The drawback of these techniques is that some proprieties of blood vessels can only be applied in the segmentation process after a low level preprocessing and they generally output poor segmentation results on unhealthy retinal images that have the presence of lesions. They also need more computational power when the size of an image increases, thus a special hardware is required for real time processing.

The tracking based approaches or vectorial tracking or tracing included semi automated tracing and automated tracing. In the semi automated tracing methods, the user manually selects the initial vessel seed point. The methods are generally used in quantitative coronary angiography analysis. In fully automated tracing, the algorithms select automatically the initial vessel points and most of them use Gaussian functions to characterise a vessel profile model, which locates a vessel points for the vessel tracing. The tracking based methods are seen as single pass operations, which perform the vessels’ structure detection and recognition simultaneously. The advances of using these techniques are that, they are computational efficient and much faster than pixels processing methods because the algorithms avoid the processing of every pixels in the image and use only the pixels in the neighbourhood of the vessels structure.
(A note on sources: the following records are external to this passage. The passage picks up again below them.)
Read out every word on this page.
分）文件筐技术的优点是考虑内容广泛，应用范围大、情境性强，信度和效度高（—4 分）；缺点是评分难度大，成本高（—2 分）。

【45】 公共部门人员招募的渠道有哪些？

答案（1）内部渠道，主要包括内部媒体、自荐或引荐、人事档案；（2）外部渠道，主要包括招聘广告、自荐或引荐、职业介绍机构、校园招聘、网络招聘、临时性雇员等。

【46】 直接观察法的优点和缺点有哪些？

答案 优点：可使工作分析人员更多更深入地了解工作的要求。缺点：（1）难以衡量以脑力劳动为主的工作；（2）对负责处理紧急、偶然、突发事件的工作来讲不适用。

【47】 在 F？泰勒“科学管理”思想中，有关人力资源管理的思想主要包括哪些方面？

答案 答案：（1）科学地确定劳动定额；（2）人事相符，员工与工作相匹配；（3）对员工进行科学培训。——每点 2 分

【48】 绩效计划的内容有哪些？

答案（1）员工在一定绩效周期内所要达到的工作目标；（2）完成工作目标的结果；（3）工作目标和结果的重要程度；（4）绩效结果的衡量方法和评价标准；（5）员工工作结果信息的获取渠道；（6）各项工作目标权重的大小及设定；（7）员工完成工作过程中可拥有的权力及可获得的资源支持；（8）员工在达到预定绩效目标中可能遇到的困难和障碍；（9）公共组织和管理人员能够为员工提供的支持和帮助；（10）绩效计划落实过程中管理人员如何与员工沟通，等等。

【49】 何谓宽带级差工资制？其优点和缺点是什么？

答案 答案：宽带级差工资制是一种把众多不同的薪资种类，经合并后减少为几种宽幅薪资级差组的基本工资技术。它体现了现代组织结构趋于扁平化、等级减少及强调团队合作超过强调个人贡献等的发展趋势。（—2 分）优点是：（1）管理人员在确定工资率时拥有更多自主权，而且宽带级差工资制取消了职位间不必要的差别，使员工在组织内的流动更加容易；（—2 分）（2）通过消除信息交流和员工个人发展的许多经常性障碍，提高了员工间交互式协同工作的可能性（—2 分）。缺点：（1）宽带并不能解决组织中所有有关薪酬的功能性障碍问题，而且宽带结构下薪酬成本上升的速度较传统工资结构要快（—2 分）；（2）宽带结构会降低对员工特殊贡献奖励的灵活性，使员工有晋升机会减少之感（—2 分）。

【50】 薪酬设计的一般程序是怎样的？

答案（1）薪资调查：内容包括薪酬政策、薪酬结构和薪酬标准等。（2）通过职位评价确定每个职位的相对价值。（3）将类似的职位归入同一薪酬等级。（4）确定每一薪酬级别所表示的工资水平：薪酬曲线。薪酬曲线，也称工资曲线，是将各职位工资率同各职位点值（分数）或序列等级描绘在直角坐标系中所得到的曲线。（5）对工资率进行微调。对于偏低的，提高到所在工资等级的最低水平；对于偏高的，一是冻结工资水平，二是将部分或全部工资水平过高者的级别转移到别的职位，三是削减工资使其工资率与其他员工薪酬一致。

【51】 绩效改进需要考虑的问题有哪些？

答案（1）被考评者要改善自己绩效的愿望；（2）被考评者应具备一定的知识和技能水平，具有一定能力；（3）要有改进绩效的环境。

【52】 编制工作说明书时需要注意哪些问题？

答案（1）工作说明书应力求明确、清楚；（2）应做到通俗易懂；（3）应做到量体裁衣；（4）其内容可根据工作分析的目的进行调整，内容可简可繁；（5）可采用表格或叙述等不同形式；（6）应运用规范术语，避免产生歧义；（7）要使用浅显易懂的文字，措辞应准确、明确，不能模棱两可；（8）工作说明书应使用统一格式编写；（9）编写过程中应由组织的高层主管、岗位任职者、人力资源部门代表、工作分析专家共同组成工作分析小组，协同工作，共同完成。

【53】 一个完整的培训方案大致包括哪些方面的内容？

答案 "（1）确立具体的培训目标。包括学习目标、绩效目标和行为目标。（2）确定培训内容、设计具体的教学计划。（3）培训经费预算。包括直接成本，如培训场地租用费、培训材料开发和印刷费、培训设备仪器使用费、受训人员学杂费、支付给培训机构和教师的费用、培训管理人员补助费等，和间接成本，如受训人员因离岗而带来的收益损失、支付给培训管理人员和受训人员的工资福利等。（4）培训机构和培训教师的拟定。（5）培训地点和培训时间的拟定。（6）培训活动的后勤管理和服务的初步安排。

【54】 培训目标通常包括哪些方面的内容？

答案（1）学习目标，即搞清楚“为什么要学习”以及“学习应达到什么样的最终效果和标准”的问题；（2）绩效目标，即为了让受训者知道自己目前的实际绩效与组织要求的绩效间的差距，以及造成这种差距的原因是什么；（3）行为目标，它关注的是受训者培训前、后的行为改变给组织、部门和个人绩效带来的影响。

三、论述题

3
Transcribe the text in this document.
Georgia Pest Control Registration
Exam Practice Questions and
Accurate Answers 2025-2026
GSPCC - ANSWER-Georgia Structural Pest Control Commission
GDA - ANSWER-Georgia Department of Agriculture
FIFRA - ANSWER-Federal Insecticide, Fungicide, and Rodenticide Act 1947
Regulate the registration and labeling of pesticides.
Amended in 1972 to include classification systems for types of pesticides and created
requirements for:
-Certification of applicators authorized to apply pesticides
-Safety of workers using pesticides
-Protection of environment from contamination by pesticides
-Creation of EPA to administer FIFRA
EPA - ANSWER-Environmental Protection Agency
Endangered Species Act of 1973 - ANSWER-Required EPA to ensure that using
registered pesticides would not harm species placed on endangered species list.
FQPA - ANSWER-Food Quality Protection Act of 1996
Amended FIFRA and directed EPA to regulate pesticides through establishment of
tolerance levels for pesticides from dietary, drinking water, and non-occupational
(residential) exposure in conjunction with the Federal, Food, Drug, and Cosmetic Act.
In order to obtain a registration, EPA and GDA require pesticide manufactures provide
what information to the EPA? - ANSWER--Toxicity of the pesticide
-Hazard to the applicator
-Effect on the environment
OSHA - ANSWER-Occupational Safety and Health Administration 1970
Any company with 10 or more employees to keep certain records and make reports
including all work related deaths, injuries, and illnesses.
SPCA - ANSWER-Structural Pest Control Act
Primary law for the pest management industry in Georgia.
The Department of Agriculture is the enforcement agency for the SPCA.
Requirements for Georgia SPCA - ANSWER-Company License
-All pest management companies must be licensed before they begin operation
Xu et al. [5] combined the adaptive local thresholding method and the tracking growth technique to segment retinal blood vessels. Staal et al. [6] proposed a retinal blood vessel segmentation in two dimensional colour retinal images. The method extracts the images ridges, which are used to compose primitives in the form of line elements. The line elements are used to partition an image into patches, then a feature vectors are computed for every pixel and classified a kappa NN-classifier and sequential forward feature selection. Chaudhuri et al. [7] presented a framework to segment the blood vessels in the retina. The method is based on the optical and spatial properties of the vessels, where the gray-level profile of the cross section of a blood vessel is approximated by a Gaussian-shaped curve and a matched filter is used to define the piecewise linear segments of blood vessels. Finally twelve different templates are designed to search for vessel segments along all possible directions. Salazar et al. [8] used an adaptive histogram equalisation and the distance transform algorithm to enhance the vessels appearance, then applied the graph cut technique to segment vessels. In [9] Yin et al. proposed an automated tracking approach to segment blood vessels in retinal images. The technique detects vessel edge points iteratively using a Bayesian model based on statistical sampling approach and the intensity profile of the vessel are approximated by a Gaussian model. New vessel edge points are defined based on local grey level statistics and expected vessel features.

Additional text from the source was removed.